Blair Cowan says winning his first Scotland cap realised a goal he had when he moved to the UK from his New Zealand homeland five years ago.
The 28-year-old London Irish loose forward made his debut in the weekend win over United States in Houston.
"It was probably the most emotional pre-game I've ever had," he said.
"It is something I set my eyes on a long time ago when it was only a small realistic goal and, for that to come true, I am just really stoked."
Cowan was born in Upper Hutt, near Wellington, but qualifies for Scotland through his mother, Jean, who named her son after the village where she was raised - Blairmore in Argyll.
His father, Mark, is a first-generation Kiwi whose parents hail from the Cook Islands, but Cowan insists his own ambition was to represent Scotland.
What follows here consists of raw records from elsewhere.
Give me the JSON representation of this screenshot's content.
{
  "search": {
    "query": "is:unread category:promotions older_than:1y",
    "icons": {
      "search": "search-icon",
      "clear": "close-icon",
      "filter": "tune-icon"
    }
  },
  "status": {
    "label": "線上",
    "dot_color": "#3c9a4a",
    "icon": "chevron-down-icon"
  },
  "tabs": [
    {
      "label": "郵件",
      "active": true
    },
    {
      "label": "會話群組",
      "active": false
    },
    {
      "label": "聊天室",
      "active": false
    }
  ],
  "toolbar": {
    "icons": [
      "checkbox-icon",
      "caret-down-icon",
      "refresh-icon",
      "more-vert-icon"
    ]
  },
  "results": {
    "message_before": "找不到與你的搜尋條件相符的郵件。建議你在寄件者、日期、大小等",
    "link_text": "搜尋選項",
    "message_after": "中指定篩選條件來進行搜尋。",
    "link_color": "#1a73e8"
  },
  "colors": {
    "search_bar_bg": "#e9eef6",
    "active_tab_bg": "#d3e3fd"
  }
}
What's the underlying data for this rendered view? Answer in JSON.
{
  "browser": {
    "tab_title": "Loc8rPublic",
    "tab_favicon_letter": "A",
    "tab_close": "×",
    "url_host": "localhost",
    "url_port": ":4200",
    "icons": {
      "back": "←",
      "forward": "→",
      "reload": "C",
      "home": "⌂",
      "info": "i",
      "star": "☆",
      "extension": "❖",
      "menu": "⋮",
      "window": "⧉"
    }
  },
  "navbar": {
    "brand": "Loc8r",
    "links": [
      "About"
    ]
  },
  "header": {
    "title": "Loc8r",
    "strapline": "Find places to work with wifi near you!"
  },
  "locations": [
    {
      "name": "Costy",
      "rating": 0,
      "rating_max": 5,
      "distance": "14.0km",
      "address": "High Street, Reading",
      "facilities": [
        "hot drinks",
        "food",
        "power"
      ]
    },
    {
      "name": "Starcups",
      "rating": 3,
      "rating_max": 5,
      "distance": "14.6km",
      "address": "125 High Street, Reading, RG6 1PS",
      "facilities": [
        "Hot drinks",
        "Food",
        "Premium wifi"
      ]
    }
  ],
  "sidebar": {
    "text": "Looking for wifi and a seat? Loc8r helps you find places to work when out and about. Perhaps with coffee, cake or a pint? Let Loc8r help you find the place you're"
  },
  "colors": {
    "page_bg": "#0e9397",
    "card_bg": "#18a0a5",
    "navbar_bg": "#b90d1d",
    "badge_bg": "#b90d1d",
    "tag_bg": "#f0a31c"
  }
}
After spells with Upper Hutt and Wellington, he moved to England to join Cornish Pirates in 2009 then switched to Worcester.
But it was only when he moved to London Irish in 2013 that his eligibility came to the Scottish selectors' attention and a year later before his late introduction to international rugby.
"When I originally came over here to play, it was a goal, but at the time nobody really knew about me," he told BBC Scotland.
"I put it out of my mind and then I got a phone call before the autumn tests to say I'd made the squad.
"I just pushed on playing for London Irish and managed to get called up for the summer tour.
"It is something I've been looking forward to my whole life. Until Saturday, I didn't know how possible it was, but to sing the anthem and be involved in the atmosphere and to play for a country of such pride was just unreal.
"It was a huge occasion and right now it is the pinnacle of my career."
His first cap came in fellow New Zealander Vern Cotter's first game as Scotland head coach.
"It was the first time I had met Vern and he is one of those guys you have instant respect for," added Cowan, who hopes to retain his place in the side against Canada in Toronto on Saturday.
"If you have ever met him, he just carries himself like he knows what he's doing.
"He's a man of few words, but when he says something, he means it and the boys respond really well.
"He's just got something, he's got this edge that I haven't experienced before, and he's someone I am keen to keep working with."